Michael Jortberg
Higher Education Industry Leader
Acxiom Corporation
Identity checking will be a requirement in higher education. Frauds are being committed. A federal law is on the books. The rules are being reviewed. Michael Jortberg discusses the topic with expertise.
Who needs identity checking in higher education?
Any accredited school with a distance learning program will need to review their people, processes and technology. For some schools it's a matter of academic integrity. How do we know each student is doing his or her own work? For others it will be preventing title IV financial aid fraud. Fraudsters have already targeted online schools in student loan scams.
How much identity checking is desired?
For academic integrity, random checks are useful before online exams. There are high-risk situations that require more frequency. Three high-risk examples are password resets, new online enrollments and transcript access. They need identity checking during each transaction.
You believe that a single focus on learner identity is troublesome. Please explain.
Over-reliance on only faculty or only technology won't effectively stop a problem. Take the campus store for example. To prevent theft, management trains staff to spot thieves, to inventory merchandise, and also uses door sensors or security cameras. That's an appropriate mix of people, processes, and technology. The same mix is needed in online learning. Identity verification is just a technology. People and processes are also needed.
What legislation is on the books with identity-related administrative requirements?

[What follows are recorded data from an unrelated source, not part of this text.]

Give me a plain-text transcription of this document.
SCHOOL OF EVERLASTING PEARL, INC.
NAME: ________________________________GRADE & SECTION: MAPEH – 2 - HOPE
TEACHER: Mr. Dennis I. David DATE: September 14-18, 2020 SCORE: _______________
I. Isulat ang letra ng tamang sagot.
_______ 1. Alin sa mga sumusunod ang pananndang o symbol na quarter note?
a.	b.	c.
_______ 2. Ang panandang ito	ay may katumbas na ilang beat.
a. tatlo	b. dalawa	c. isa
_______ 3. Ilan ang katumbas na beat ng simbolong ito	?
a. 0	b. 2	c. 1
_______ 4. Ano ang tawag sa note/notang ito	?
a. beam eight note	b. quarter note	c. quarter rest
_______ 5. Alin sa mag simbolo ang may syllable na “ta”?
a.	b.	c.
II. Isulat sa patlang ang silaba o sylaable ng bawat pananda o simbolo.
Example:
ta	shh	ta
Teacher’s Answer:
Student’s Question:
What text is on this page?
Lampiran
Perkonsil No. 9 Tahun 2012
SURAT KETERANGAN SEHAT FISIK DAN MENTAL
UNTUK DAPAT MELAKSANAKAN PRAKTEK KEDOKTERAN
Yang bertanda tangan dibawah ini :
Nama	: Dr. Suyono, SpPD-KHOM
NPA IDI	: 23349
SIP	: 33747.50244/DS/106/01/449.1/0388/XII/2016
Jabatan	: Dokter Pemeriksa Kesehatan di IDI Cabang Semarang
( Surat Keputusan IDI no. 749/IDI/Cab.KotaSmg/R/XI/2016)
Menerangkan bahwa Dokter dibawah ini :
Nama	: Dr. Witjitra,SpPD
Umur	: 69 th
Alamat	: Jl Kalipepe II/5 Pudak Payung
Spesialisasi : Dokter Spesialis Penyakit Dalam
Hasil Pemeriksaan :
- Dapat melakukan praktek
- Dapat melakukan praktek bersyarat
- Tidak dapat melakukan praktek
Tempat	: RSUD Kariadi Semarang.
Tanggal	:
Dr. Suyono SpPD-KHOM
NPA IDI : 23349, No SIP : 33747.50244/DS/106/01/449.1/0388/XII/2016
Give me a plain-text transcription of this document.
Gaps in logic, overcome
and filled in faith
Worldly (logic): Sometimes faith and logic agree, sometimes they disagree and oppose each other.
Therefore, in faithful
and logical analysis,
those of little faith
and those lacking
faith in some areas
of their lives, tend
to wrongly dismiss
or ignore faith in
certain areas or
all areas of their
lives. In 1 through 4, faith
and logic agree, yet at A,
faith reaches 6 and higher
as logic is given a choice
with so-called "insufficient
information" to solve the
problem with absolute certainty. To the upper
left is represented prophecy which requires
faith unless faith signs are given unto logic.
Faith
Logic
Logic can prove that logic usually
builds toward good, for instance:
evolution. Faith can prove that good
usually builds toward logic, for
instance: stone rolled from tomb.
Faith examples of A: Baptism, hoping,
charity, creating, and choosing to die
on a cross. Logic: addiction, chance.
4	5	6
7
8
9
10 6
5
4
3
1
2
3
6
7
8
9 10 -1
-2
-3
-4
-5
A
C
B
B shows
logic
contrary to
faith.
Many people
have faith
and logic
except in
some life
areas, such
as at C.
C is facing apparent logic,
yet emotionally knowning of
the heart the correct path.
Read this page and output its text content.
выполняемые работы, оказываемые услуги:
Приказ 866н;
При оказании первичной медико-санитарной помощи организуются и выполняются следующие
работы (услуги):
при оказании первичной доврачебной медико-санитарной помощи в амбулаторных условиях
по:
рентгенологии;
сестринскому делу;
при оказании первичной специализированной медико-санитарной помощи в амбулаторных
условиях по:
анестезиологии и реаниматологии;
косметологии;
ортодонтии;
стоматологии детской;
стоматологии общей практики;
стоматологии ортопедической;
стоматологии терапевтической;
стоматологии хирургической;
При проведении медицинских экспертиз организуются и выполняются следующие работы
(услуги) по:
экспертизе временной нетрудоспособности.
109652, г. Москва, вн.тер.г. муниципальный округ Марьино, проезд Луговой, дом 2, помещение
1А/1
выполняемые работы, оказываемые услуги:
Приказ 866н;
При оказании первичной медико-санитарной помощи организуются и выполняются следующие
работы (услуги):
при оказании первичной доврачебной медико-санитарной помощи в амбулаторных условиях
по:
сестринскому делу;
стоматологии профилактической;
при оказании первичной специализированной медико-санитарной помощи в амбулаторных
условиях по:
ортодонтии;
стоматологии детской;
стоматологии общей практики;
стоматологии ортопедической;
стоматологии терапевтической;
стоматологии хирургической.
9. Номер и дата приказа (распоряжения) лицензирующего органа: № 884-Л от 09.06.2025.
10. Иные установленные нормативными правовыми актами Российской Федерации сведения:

The Higher Education Opportunity Act of 2008 states that distance education programs must insure the student who enrolls is the same student who performs the work and receives the degree.
Yet the law does not place requirements on schools. Please explain.
True. Compliance is the responsibility of national, regional and specialized accreditors. They will be passing the regulations on to each school beginning July 1, 2010. Spokespersons indicate the U.S. Department of Education believes federal aid dollars are at risk. Mary Mitchelson, acting ED Inspector General, is one such. Before the U.S. Senate in October 2009, she said "Our investigative work has confirmed the vulnerability of online education to fraud in the area of student eligibility."
How many authentication methods have emerged into available products?
There are four methods, tow of them old, and two of them new. A user ID grants access to a system, but like a housekey is easily shared if people want to share them. I believe user IDs will go the way of payphones. Proctored exams, even with photo IDs required, are comprehensive, but they are also expensive and difficult to manage among a widely distributed student body. Biometric hardware is one of the two new methods. Biometrics often require staff, faculty and student training. Biometrics usually involve a lengthy burn-in period. And significant expense is involved.
In 2006 and 2007 we worked with individuals from numerous education organizations like WCET, the Higher Learning Commission, and leaders of large distance education organizations to understand their needs. Our objective was to re-package the use of challenge questions which had proven quite successful in other industries.
Why do challenge questions apply well to online students?
They require no training. They are intuitive. They are very inexpensive. An identity system that relies on challenge questions can be operational in a couple hours. In fact, such a sysem is so secure that I can only demo the process to one individual whom I know at a time.